Once we assign this 32 bytes word that starts with our byte to the result variable, it will drop all the other bytes because we declared it as bytes1.
A similar exercise to clarify the internals of arrays in memory and to play more with assembly would be to translate the updateElement function. I'll leave that as homework for you. If somebody wants to share their assembly, we can review it here together.
The case with pushElement is a little more complicated, though. If we have an array of 0 elements and want to push one, we need to make sure that there is free memory contiguous to the position in which our array is stored. The same will happen at each memory boundary. This could be a good opportunity to talk about the free memory pointer and the msize instruction, but this post is already big and the idea is to avoid multiple headaches all at once. Let's push it to the future.
Quite a journey, right? The final question is: in which cases should we handle arrays directly in assembly?
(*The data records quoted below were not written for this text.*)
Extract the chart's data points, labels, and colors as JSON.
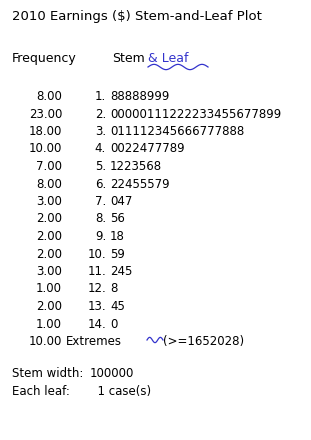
{
  "title": "2010 Earnings ($) Stem-and-Leaf Plot",
  "header_freq": "Frequency",
  "header_stem": "Stem",
  "header_amp": "&",
  "header_leaf": "Leaf",
  "rows": [
    {
      "freq": "8.00",
      "stem": "1.",
      "leaf": "88888999"
    },
    {
      "freq": "23.00",
      "stem": "2.",
      "leaf": "00000111222233455677899"
    },
    {
      "freq": "18.00",
      "stem": "3.",
      "leaf": "011112345666777888"
    },
    {
      "freq": "10.00",
      "stem": "4.",
      "leaf": "0022477789"
    },
    {
      "freq": "7.00",
      "stem": "5.",
      "leaf": "1223568"
    },
    {
      "freq": "8.00",
      "stem": "6.",
      "leaf": "22455579"
    },
    {
      "freq": "3.00",
      "stem": "7.",
      "leaf": "047"
    },
    {
      "freq": "2.00",
      "stem": "8.",
      "leaf": "56"
    },
    {
      "freq": "2.00",
      "stem": "9.",
      "leaf": "18"
    },
    {
      "freq": "2.00",
      "stem": "10.",
      "leaf": "59"
    },
    {
      "freq": "3.00",
      "stem": "11.",
      "leaf": "245"
    },
    {
      "freq": "1.00",
      "stem": "12.",
      "leaf": "8"
    },
    {
      "freq": "2.00",
      "stem": "13.",
      "leaf": "45"
    },
    {
      "freq": "1.00",
      "stem": "14.",
      "leaf": "0"
    },
    {
      "freq": "10.00",
      "stem": "Extremes",
      "leaf": "(>=1652028)"
    }
  ],
  "footer_lines": [
    [
      "Stem width:",
      "100000"
    ],
    [
      "Each leaf:",
      "  1 case(s)"
    ]
  ],
  "bg_color": "#ffffff",
  "text_color": "#000000",
  "blue_color": "#3333cc",
  "title_fontsize": 9.5,
  "body_fontsize": 8.5,
  "header_fontsize": 9.0
}
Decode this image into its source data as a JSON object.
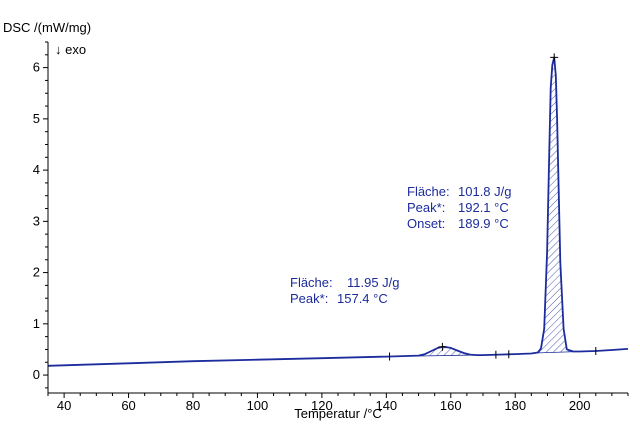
{
  "chart_data": {
    "type": "line",
    "ylabel": "DSC /(mW/mg)",
    "direction_note": "↓ exo",
    "xlabel": "Temperatur /°C",
    "xlim": [
      35,
      215
    ],
    "ylim": [
      -0.35,
      6.5
    ],
    "x_ticks": [
      40,
      60,
      80,
      100,
      120,
      140,
      160,
      180,
      200
    ],
    "y_ticks": [
      0,
      1,
      2,
      3,
      4,
      5,
      6
    ],
    "grid": false,
    "colors": {
      "curve": "#1c2c9c",
      "axis": "#000000",
      "annotation_text": "#1c2c9c"
    },
    "series": [
      {
        "x": [
          35,
          40,
          60,
          80,
          100,
          120,
          140,
          145,
          150,
          152,
          154,
          156,
          157.4,
          158,
          160,
          162,
          164,
          166,
          168,
          170,
          175,
          180,
          185,
          187,
          188,
          189,
          189.9,
          190.5,
          191,
          191.5,
          192.1,
          192.6,
          193,
          193.5,
          194,
          195,
          196,
          198,
          200,
          205,
          210,
          215
        ],
        "y": [
          0.18,
          0.19,
          0.23,
          0.27,
          0.3,
          0.33,
          0.36,
          0.37,
          0.38,
          0.41,
          0.47,
          0.53,
          0.55,
          0.55,
          0.53,
          0.48,
          0.43,
          0.4,
          0.39,
          0.39,
          0.4,
          0.41,
          0.42,
          0.44,
          0.52,
          0.9,
          2.4,
          4.2,
          5.6,
          6.05,
          6.2,
          5.85,
          5.0,
          3.6,
          2.2,
          0.9,
          0.5,
          0.46,
          0.46,
          0.47,
          0.49,
          0.51
        ]
      }
    ],
    "peaks": [
      {
        "area_label": "Fläche:",
        "area_value": "11.95 J/g",
        "peak_label": "Peak*:",
        "peak_value": "157.4 °C",
        "x_start": 141,
        "x_end": 174,
        "peak_x": 157.4,
        "peak_y": 0.55,
        "limit_markers": [
          141,
          174,
          178
        ]
      },
      {
        "area_label": "Fläche:",
        "area_value": "101.8 J/g",
        "peak_label": "Peak*:",
        "peak_value": "192.1 °C",
        "onset_label": "Onset:",
        "onset_value": "189.9 °C",
        "x_start": 186,
        "x_end": 205,
        "peak_x": 192.1,
        "peak_y": 6.2,
        "limit_markers": [
          205
        ]
      }
    ]
  }
}
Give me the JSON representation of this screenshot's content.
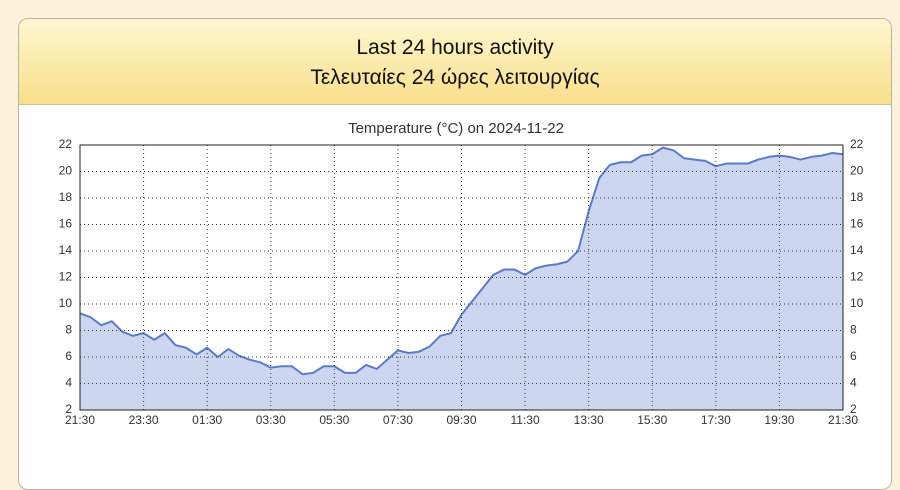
{
  "header": {
    "lines": [
      "Last 24 hours activity",
      "Τελευταίες 24 ώρες λειτουργίας"
    ]
  },
  "chart_data": {
    "type": "area",
    "title": "Temperature (°C) on 2024-11-22",
    "x": [
      "21:30",
      "21:50",
      "22:10",
      "22:30",
      "22:50",
      "23:10",
      "23:30",
      "23:50",
      "00:10",
      "00:30",
      "00:50",
      "01:10",
      "01:30",
      "01:50",
      "02:10",
      "02:30",
      "02:50",
      "03:10",
      "03:30",
      "03:50",
      "04:10",
      "04:30",
      "04:50",
      "05:10",
      "05:30",
      "05:50",
      "06:10",
      "06:30",
      "06:50",
      "07:10",
      "07:30",
      "07:50",
      "08:10",
      "08:30",
      "08:50",
      "09:10",
      "09:30",
      "09:50",
      "10:10",
      "10:30",
      "10:50",
      "11:10",
      "11:30",
      "11:50",
      "12:10",
      "12:30",
      "12:50",
      "13:10",
      "13:30",
      "13:50",
      "14:10",
      "14:30",
      "14:50",
      "15:10",
      "15:30",
      "15:50",
      "16:10",
      "16:30",
      "16:50",
      "17:10",
      "17:30",
      "17:50",
      "18:10",
      "18:30",
      "18:50",
      "19:10",
      "19:30",
      "19:50",
      "20:10",
      "20:30",
      "20:50",
      "21:10",
      "21:30"
    ],
    "values": [
      9.3,
      9.0,
      8.4,
      8.7,
      7.9,
      7.6,
      7.8,
      7.3,
      7.8,
      6.9,
      6.7,
      6.2,
      6.7,
      6.0,
      6.6,
      6.1,
      5.8,
      5.6,
      5.2,
      5.3,
      5.3,
      4.7,
      4.8,
      5.3,
      5.3,
      4.8,
      4.8,
      5.4,
      5.1,
      5.8,
      6.5,
      6.3,
      6.4,
      6.8,
      7.6,
      7.8,
      9.2,
      10.2,
      11.2,
      12.2,
      12.6,
      12.6,
      12.2,
      12.7,
      12.9,
      13.0,
      13.2,
      14.0,
      17.0,
      19.5,
      20.5,
      20.7,
      20.7,
      21.2,
      21.3,
      21.8,
      21.6,
      21.0,
      20.9,
      20.8,
      20.4,
      20.6,
      20.6,
      20.6,
      20.9,
      21.1,
      21.2,
      21.1,
      20.9,
      21.1,
      21.2,
      21.4,
      21.3
    ],
    "color": "#5b7bc8",
    "fill_color": "#ccd6f0",
    "xlim": [
      "21:30",
      "21:30"
    ],
    "xticks": [
      "21:30",
      "23:30",
      "01:30",
      "03:30",
      "05:30",
      "07:30",
      "09:30",
      "11:30",
      "13:30",
      "15:30",
      "17:30",
      "19:30",
      "21:30"
    ],
    "ylim": [
      2,
      22
    ],
    "yticks": [
      2,
      4,
      6,
      8,
      10,
      12,
      14,
      16,
      18,
      20,
      22
    ],
    "grid": true,
    "right_axis": true
  }
}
I feel a very strong need to say "never", and leave this just as an exercise in which we learned about Solidity internals the hard way. What's really important are the friends we made along the way, not the gas we might save 
If you think you need to use assembly, I invite you to share your use case here and we will try our best to convince you otherwise. If we fail to convince you, then go ahead and use assembly. But we encourage you to request an audit afterwards.